Which Cases Are Less Likely to be Approved?

Cases less likely to be approved are ones where I see:

  • psychotropic medication management by a family doctor (as opposed to a psychiatrist)
  • minimal psychotropic medication and ongoing treatment with a social worker or psychologist
  • mental health treatment solely at the VA (difficult to obtain treating source statements and VA doctors tend to minimize impact of condition)
  • mental health treatment solely at a county mental health center (difficult obtain treating source statements and treatment can be sporadic)
  • minimal mental health treatment (perhaps because of financial reasons)
  • mental health treatment with a social worker or therapist but no psychiatrist oversight

I can also tell you that claimants under age 50 always have a more difficult time winning disability regardless of the nature of their impairment. Disability adjudicators and judges know that if they approve a claim for a 35 year old that person will be drawing on the disability trust fund for the next 30+ years so as a rule the younger the claimant, the more convincing the evidence needs to be.

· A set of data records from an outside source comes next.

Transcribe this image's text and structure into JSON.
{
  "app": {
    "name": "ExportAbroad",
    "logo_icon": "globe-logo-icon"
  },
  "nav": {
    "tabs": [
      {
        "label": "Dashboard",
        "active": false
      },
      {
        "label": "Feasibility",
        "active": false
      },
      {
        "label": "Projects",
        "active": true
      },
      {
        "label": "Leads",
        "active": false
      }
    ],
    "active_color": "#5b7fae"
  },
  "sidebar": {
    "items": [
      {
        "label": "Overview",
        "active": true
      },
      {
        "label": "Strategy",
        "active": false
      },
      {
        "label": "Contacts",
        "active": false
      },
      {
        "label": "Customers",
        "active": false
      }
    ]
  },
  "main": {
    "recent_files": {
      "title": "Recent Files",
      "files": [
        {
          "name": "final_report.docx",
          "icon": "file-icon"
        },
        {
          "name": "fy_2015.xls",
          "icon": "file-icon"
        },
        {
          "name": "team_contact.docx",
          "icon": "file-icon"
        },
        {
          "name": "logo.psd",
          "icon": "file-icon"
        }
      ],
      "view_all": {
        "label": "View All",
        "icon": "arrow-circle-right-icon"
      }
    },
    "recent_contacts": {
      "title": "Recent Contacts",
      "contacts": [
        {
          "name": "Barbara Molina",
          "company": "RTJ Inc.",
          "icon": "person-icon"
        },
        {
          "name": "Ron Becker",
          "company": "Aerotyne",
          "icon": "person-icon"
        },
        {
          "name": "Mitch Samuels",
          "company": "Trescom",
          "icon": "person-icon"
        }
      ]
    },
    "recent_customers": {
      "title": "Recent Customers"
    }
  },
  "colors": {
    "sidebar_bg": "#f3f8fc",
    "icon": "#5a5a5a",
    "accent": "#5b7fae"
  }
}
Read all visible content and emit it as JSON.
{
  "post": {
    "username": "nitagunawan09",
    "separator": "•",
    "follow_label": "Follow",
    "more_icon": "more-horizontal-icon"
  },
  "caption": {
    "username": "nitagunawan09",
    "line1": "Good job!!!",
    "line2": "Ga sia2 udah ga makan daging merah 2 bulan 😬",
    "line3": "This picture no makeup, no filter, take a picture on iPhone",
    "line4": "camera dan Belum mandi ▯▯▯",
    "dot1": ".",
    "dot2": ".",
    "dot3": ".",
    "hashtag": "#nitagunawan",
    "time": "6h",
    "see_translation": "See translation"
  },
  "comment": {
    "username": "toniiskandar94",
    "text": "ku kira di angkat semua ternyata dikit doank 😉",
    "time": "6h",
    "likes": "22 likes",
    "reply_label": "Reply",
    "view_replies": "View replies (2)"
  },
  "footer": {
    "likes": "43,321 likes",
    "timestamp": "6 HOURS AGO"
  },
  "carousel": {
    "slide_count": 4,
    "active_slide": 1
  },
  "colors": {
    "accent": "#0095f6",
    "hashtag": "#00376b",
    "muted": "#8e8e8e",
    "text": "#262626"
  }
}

Finally bear in mind that attorneys like me only get paid if we win – our fee is 25% of past due benefits with cap of $6,000 (and SSA has not raised this cap in over 13 years).

So even if I truly believe that a potential client suffers from a level of depression, anxiety, PTSD, bi-polar disorder or other similar conditions I can’t afford to accept cases into my office unless I see a realistic chance at winning. And not infrequently there is a disconnect between the mental health suffering I see and hear and the evidence that I would have to work with so I do, regretfully, decline to assume representation in a case where the odds of winning are not great.  Of course my “checklist” is not written in stone and I have worked on and won many cases that fall outside the framework of “cases more likely to be approved.”

Obviously every disability lawyer has his or her own checklist to evaluate mental health cases so if you speak to one lawyer who is unable to take your case you should always seek a second opinion.